Having done kings and queens, and prime ministers, Andrew Gimson, sometime deputy editor of this paper, has now produced Gimson’s Presidents. It is his crisp and witty ‘Brief Lives from Washington to Trump’. Only Washington, Lincoln and the two Roosevelts get more than ten pages in the book. I feel ashamed of the fact that I had not heard of a couple of the 19th-century ones. Gimson’s entry on one such, Millard Fillmore (President 1850-53), is particularly enjoyable. He writes of ‘the sense of surpassing vacuousness which he conveyed’. When Fillmore complained to the White House attendant that the President should not have to ride around in a second-hand carriage (having got the post not through election but through the death of the previous incumbent, Zachary Taylor), the old Irishman replied: ‘But, sure your Ixcellency is only a sicond-hand president.’ Fillmore did one admirable thing, though. He refused an honorary degree from the University of Oxford, on the grounds that he knew no Latin: ‘No man should, in my judgment, accept a degree he cannot read.’

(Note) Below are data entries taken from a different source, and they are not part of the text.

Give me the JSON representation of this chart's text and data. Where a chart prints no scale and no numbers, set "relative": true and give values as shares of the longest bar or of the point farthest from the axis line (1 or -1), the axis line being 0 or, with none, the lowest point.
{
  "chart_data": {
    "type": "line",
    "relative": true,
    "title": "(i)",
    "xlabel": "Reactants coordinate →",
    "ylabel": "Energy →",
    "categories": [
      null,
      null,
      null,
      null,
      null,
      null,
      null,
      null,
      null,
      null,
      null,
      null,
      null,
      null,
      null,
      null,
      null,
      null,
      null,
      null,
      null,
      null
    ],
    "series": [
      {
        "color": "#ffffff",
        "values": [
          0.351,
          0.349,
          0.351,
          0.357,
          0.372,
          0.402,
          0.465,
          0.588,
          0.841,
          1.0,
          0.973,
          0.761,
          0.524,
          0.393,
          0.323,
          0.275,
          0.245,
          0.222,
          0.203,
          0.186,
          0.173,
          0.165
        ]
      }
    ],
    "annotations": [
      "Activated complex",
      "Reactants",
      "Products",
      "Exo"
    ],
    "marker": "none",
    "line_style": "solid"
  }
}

Our small village has what is always a blessing and is now a great rarity — its own butcher. F.J. Jarvis & Sons has been going since 1870. We are devoted customers. Recently, however, Nigel Jarvis, the current incumbent, had to admit defeat over chickens. For many years, he has produced examples which were not only free-range, but relatively elderly. As a result of walking around a lot and living happy lives, they had a full, sturdy, mature taste, memorable in a way that most chickens are not. Now their local producer has retired and Nigel can find no substitute. The country is nowadays full of ‘free-range’ chickens, but this is almost a term of art. They are generally not what you and I would think of as free-born citizens of the hen world. I should be interested to hear from readers who know where such birds can be sourced, especially if they are in or near the county of Sussex.